Review: ‘The Wife Drought’ by Annabel Crabb
Posted: March 6, 2017 Filed under: Reviews | Tags: AWW, non-fiction, reviews Leave a comment‘I need a wife.’
It’s a common joke among women juggling work and family. But it’s not actually a joke. Having a spouse who takes care of things at home is a Godsend on the domestic front. It’s a potent economic asset on the work front. And it’s an advantage enjoyed – even in our modern society – by vastly more men than women.
Working women are in an advanced, sustained, and chronically under-reported state of wife drought, and there is no sign of rain.
But why is the work-and-family debate always about women? Why don’t men get the same flexibility that women do? In our fixation on the barriers that face women on the way into the workplace, do we forget about the barriers that – for men – still block the exits?
The Wife Drought is about women, men, family and work.
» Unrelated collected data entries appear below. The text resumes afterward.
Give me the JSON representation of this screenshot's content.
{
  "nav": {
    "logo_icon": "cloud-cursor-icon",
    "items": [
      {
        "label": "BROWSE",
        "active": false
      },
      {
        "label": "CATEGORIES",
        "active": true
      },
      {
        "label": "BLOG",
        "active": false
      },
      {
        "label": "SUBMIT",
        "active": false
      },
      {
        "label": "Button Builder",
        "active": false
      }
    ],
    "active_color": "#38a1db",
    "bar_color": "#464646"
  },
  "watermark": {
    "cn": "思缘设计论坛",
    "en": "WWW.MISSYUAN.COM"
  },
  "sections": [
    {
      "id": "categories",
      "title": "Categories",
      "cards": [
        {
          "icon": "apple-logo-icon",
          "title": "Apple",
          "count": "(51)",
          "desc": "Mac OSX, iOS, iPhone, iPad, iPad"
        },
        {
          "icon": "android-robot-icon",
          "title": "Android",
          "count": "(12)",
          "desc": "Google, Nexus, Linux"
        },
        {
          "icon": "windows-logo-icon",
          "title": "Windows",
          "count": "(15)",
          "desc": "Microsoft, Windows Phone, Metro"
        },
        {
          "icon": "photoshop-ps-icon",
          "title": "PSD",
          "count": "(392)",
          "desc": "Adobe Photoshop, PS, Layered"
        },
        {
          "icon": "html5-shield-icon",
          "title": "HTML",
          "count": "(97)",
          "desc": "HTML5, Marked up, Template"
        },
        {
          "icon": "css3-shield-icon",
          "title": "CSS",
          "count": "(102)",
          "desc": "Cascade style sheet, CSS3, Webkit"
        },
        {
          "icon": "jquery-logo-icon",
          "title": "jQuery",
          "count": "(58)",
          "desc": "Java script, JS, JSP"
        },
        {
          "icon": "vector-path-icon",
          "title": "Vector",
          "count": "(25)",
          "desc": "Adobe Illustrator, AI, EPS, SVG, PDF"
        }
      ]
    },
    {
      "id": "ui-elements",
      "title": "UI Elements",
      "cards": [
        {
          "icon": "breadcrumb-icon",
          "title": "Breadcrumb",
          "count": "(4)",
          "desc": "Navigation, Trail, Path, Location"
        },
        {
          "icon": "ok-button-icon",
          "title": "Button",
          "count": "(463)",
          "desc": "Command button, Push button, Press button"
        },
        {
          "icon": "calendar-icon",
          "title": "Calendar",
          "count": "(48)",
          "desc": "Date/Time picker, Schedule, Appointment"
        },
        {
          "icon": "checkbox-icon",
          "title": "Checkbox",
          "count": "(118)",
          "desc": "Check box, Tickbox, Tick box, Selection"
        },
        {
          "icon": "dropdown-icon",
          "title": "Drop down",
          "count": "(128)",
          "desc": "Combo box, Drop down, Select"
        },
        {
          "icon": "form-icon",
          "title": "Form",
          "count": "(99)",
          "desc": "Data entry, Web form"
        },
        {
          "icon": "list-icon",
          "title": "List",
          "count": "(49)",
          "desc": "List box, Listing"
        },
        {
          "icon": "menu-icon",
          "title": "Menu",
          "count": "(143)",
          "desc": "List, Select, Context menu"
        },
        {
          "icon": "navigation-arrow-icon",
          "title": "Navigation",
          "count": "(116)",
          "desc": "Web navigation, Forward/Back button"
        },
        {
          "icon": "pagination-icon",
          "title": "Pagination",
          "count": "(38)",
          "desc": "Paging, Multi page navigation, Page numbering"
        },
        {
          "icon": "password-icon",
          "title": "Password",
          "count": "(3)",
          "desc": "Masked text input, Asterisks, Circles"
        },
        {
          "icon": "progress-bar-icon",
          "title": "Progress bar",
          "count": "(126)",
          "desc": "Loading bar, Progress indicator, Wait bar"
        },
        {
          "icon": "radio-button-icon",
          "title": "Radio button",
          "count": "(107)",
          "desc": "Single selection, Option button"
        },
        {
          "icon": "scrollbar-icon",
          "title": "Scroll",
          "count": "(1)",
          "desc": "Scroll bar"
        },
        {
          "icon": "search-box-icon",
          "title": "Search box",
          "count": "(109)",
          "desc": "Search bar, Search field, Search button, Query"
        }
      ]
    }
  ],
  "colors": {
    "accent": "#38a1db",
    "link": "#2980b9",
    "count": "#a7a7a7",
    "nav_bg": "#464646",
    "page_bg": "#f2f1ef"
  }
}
Written in Annabel Crabb’s inimitable style, it’s full of candid and funny stories from the author’s work in and around politics and the media, historical nuggets about the role of ‘The Wife’ in Australia, and intriguing research about the attitudes that pulse beneath the surface of egalitarian Australia.
Crabb’s call is for a ceasefire in the gender wars. Rather than a shout of rage, The Wife Drought is the thoughtful, engaging catalyst for a conversation that’s long overdue.
I’ve had a bit of a crush on journalist Annabel Crabb for years, something that was crystalised when I saw her speak at an event last year. She’s an incredibly engaging and intelligent speaker, both funny and charming. At the time, the audiobook of The Wife Drought wasn’t yet available, and I never quite got around to buying the paperback. I was therefore very excited at the end of last month to discover that the audiobook had finally been released and that Annabel herself was the narrator.
The Wife Drought is both demoralising and insightful, often at the same time. It defines a “wife” as a part time or stay at home partner who does the bulk of the domestic duties — cleaning, school drop offs, dealing with tradies — so as to free the other partner up to pursue earning a crust. A “wife” can be a man by this definition, but the truth is that it is almost always a woman. And it’s a huge economic benefit to have one.
Annabel is a journalist, and you can see her thoroughness in this book: she draws on a number of studies that talk about pay gap trends, division of housework, divorce rates in relationships where women become suddenly successful, women in politics, social expectations on both the husband and the wife*, and much more. Interspersed throughout are often lighthearted and always illustrative anecdotes. A lot of the conclusions she draws seemed obvious to me once she’d pointed them out, but as I haven’t read a lot of feminist literature they were a bit of a revelation.
(* Note that this book is about the male and female partner dynamic. While Annabel acknowledges the wonderfully diverse society that we live in, The Wife Drought tackles the most common relationship structure. I am a single parent — no wife for me! — and I still found it fascinating.)
As one example, the book considers the idea that women are better at raising kids in light of the concept of specialisation and the human tendency to seek the most efficient or economical solution. Given that women usually stay at home with the baby in the first few months, they are the ones who get the early child-rearing experience. It’s not that they are genetically predisposed towards changing nappies; they just get more practice. As for why they stay home, Annabel points to the typical difference in pay between a man and a woman as the primary explanation. (She doesn’t touch at all on the push for women to breastfeed and how difficult that can be if a woman returns to work, which I thought was a curious omission.)
Another point that Annabel makes is that the expectation that fathers will go back to work after their children are born and, if anything, work even harder to support them is actually just as detrimental to dads and their relationship with their kids as it is to their wife’s career. The judgement (and condescending praise) heaped on men who do traditionally feminine childcare duties is a barrier to men who also want to “have it all”.
The overarching argument of the book is that women have seen a huge change in the way we get to live our lives. We are not banned from working while married anymore (yes, it used to be a thing). We are permitted — and often encouraged — to work and have children. But men haven’t seen a concurrent revolution in what society expects of them.
There isn’t an earth-shattering revelation for how to achieve this, of course. It’s a slow process, where men have to not only be given access to the same leave conditions but not be punished in the workplace for exercising the rights that they do have. The change is coming, enabled in part by the digital revolution and an increased ability to work from home. But it is slow.